373.3
Facing the Challenges of Precarity: African Women Migrants in a Globalized World

Tuesday, 12 July 2016: 11:15
Location: Hörsaal 33 (Main Building)
Oral Presentation
Mary OSIRIM, Bryn Mawr College, USA

This presentation will explore precarity in the lives of African women on the continent and in the Diaspora in case studies based on my research during the past two decades:  – 1.  Zimbabwean entrepreneurs involved in cross-border trade with South Africa and 2. African women immigrants in the Greater Boston and Philadelphia areas.   The presentation begins by defining precarity as the widespread condition of temporary, flexible, casual work in postindustrial societies, brought about by neoliberal labor market reforms.  These reforms have strengthened the employers’ ability to “manage” workers and weakened the bargaining power of the latter since the late 1970’s.    Precarity affects many members of our societies – especially women, youth, immigrants and disproportionately populations of color.

The case studies that I will examine involve women who have voluntarily migrated or are refugees and have experienced marginalization in the labor market and in the broader society. Globalization and neo-liberalism in the Global North and the South create precarious circumstances for many at the bottom of the socio-economic hierarchy. And many poor immigrant women often find themselves at the bottom.  Despite the difficulties of precarity and intersectionality in their lives, these women are resilient and continue to demonstrate agency.

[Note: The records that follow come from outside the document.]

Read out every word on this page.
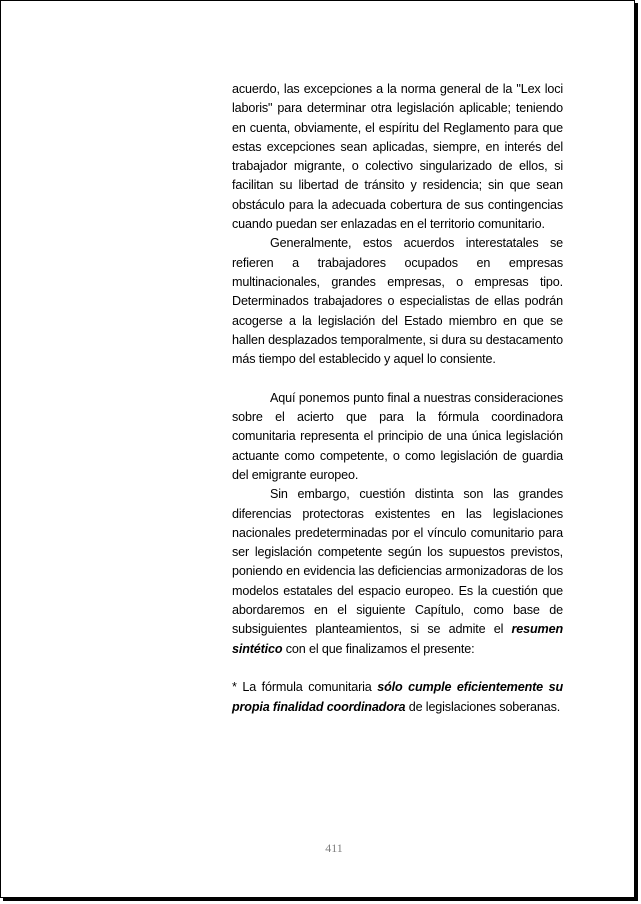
acuerdo, las excepciones a la norma general de la "Lex loci laboris" para determinar otra legislación aplicable; teniendo en cuenta, obviamente, el espíritu del Reglamento para que estas excepciones sean aplicadas, siempre, en interés del trabajador migrante, o colectivo singularizado de ellos, si facilitan su libertad de tránsito y residencia; sin que sean obstáculo para la adecuada cobertura de sus contingencias cuando puedan ser enlazadas en el territorio comunitario.

Generalmente, estos acuerdos interestatales se refieren a trabajadores ocupados en empresas multinacionales, grandes empresas, o empresas tipo. Determinados trabajadores o especialistas de ellas podrán acogerse a la legislación del Estado miembro en que se hallen desplazados temporalmente, si dura su destacamento más tiempo del establecido y aquel lo consiente.

Aquí ponemos punto final a nuestras consideraciones sobre el acierto que para la fórmula coordinadora comunitaria representa el principio de una única legislación actuante como competente, o como legislación de guardia del emigrante europeo.

Sin embargo, cuestión distinta son las grandes diferencias protectoras existentes en las legislaciones nacionales predeterminadas por el vínculo comunitario para ser legislación competente según los supuestos previstos, poniendo en evidencia las deficiencias armonizadoras de los modelos estatales del espacio europeo. Es la cuestión que abordaremos en el siguiente Capítulo, como base de subsiguientes planteamientos, si se admite el resumen sintético con el que finalizamos el presente:

* La fórmula comunitaria sólo cumple eficientemente su propia finalidad coordinadora de legislaciones soberanas.

411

The feminist political economy paradigm informs my work and will be discussed and applied to the case studies investigated in this presentation.  Further, a transnational lens also assists in “making sense” of the precarious situations that Zimbabwean women cross-border traders experience as well as African immigrant and refugee women in the US. In the midst of the challenges presented by precarity, African women migrants “recreate home” in part through the organizations that they establish and have helped create a new Pan-Africanism that emanates on the continent and in the Diaspora.